2025-02-08

Definition

A key step in the data science pipeline is hypothesis testing, also known as statistical testing. Statistical tests are mathematical procedures used to determine whether there are significant differences between groups. They provide statistical evidence to reduce errors and support accurate inferences.

Importance of statistical tests

Providing evidence

  • By using statistical tests, we can gather evidence to support or reject null hypotheses, leading to a deeper understanding of a particular subject or phenomenon.

Reducing errors

  • Statistical tests help minimize errors in drawing conclusions from data by identifying issues in data collection or sampling that could result in inaccurate conclusions.

Making Inferences

  • By using statistical tests, we can infer characteristics of a population from sample data, enabling us to make predictions and draw assumptions.

Pearson’s Chi-squared Test

One important test used to test statistics is called the Pearson’s Chi-squared test. \[ \chi^2 = \sum \frac{(O - E)^2}{E} \]

Where:

  • \(\chi^2\) = Chi-squared statistic
  • \(O\) = Observed frequency
  • \(E\) = Expected frequency
  • \(\Sigma\) = Summation symbol, meaning you sum over all categories

The chi-squared test answers the question: Are these two groups independent of each other?

Expected Frequency Calculation

The expected frequency is calculated assuming that the distribution of responses is the same across both groups.

\[ E = \frac{(Row\ Total \times Column\ Total)}{Grand\ Total} \]

Where:

  • Row Total = Total frequency for each row
  • Column Total = Total frequency for each category
  • Grand Total = Total frequency of all observations across all cells

P-value

The p-value measures the probability of observing results as extreme as, or more extreme than, the ones in your data, assuming the null hypothesis is true.

  • Low p-value: Strong evidence against the null hypothesis, suggesting the result is statistically significant.
  • High p-value: Weak evidence against the null hypothesis, meaning you fail to reject it.
conclusion <- function(p_value){
  alpha= 0.05
  if (p_value < alpha){
    print("We have enough evidence to reject the null hypothesis")
  }else{
    print("We fail to reject the null hypothesis")
  }
}

Chi-Squared Test for Independence (Data)

Note: All the data in this study are fictional.

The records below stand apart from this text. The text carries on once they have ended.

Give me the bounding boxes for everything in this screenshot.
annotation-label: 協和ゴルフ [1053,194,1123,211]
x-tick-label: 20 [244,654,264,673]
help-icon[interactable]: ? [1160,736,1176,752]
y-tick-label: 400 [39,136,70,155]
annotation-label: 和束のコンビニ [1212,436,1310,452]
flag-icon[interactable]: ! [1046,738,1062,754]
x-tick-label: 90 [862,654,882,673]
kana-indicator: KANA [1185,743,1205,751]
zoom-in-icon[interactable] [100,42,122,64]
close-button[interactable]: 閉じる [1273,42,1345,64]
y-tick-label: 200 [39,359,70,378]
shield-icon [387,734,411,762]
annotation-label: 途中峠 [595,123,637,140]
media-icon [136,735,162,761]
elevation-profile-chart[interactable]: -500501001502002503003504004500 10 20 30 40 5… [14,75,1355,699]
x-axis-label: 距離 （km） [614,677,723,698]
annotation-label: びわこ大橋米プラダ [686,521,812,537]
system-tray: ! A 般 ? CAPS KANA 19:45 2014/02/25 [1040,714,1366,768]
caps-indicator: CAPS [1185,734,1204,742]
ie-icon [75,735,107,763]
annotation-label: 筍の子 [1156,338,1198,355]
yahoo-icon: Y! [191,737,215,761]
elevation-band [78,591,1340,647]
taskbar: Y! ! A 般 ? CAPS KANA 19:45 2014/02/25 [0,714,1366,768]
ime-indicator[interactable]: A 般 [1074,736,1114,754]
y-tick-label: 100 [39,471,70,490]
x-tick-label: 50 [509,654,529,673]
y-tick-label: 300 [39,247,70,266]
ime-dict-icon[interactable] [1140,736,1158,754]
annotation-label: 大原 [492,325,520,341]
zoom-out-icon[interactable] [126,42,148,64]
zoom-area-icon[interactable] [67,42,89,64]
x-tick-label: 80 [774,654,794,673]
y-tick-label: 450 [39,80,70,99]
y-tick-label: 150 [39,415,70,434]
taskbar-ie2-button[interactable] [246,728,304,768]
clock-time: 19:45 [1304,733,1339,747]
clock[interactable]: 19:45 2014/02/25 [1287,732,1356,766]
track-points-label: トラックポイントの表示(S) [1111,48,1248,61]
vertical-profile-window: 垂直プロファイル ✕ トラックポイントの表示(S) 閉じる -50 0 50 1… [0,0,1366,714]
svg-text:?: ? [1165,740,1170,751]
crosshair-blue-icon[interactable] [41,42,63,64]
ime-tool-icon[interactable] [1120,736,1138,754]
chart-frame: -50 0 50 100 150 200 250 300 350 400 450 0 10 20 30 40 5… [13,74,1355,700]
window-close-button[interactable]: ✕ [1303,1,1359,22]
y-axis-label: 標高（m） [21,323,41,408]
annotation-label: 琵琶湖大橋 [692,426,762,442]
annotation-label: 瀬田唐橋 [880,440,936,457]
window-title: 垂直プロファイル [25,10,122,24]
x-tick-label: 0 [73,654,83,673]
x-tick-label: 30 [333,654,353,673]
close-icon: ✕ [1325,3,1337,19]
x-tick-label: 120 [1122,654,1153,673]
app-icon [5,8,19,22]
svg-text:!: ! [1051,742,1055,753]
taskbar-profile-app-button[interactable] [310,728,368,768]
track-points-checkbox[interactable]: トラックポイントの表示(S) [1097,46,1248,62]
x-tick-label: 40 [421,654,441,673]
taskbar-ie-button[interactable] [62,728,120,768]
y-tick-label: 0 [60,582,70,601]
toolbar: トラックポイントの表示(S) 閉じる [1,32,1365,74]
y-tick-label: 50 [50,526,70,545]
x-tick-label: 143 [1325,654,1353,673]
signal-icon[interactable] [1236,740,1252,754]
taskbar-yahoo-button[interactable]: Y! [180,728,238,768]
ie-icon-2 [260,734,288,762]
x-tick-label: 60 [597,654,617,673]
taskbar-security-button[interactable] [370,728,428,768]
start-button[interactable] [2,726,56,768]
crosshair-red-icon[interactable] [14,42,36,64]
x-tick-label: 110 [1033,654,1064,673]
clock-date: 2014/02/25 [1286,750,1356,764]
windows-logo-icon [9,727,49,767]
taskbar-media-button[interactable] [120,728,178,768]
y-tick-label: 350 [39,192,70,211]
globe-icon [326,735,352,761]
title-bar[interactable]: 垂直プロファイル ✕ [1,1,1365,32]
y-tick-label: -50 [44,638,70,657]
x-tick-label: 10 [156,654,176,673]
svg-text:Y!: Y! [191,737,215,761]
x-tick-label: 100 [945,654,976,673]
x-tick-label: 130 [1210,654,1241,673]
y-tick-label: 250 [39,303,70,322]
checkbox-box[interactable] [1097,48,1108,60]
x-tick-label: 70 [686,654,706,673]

Chi-Squared Test for Independence (Code)

# Sample data
data <- matrix(c(30, 20, 50, 40), nrow = 2,
               dimnames = list(Gender = c("Male", "Female"), 
                               Preference = c("Like", "Dislike")))

# Chi-squared test results
result1 <- chisq.test(data)

# Convert to data frame for ggplot
df1 <- as.data.frame(as.table(data))

# Bar plot with ggplot
ggplot(df1, aes(x = Gender, y = Freq, fill = Preference)) +
  geom_bar(stat = "identity", position = "dodge") +
  labs(title = "Preference by Gender", y = "Frequency") +
  theme_minimal() +
  theme(plot.title = element_text(hjust = 0.5)) +
  ylim(0, max(df1$Freq) + 10) # Adds extra space above bars

Chi-Squared Test for Independence (Test)

Hypotheses:

  • H₀ (Null): There is no association between gender and preference.
  • H₁ (Alternative): There is an association between gender and preference.

Result of test:

  • X-squared = 0.10954
  • p-value = 0.7407

Conclusion: “We fail to reject the null hypothesis”

Chi-Squared Goodness-of-Fit Test (Data)

Note: All the data in this study are fictional.

Chi-Squared Goodness-of-Fit Test (Test)

Hypotheses:

  • H₀ (Null): The observed distribution matches the expected distribution.
  • H₁ (Alternative): The observed distribution does not match the expected distribution.

Result of test:

  • X-squared = 14
  • p-value = 0.0009119

Conclusion: “We have enough evidence to reject the null hypothesis”

Chi-Squared Test for Homogeneity (Data)

Note: All the data in this study are fictional.

Chi-Squared Test for Homogeneity (Test Result)

Hypotheses:

  • H₀ (Null): The distribution of responses is the same across both groups.
  • H₁ (Alternative): The distribution of responses differs between the groups.

Result of test:

  • X-squared = 0.043403
  • p-value = 0.835

Conclusion: “We fail to reject the null hypothesis”

Conclusion

These results highlight the importance of hypothesis testing in statistical analysis. While some tests confirmed a lack of association, the goodness-of-fit test revealed a significant deviation, emphasizing that statistical conclusions vary based on the nature of the hypothesis being tested. This study reinforces the necessity of carefully selecting and interpreting statistical tests to ensure valid and meaningful insights.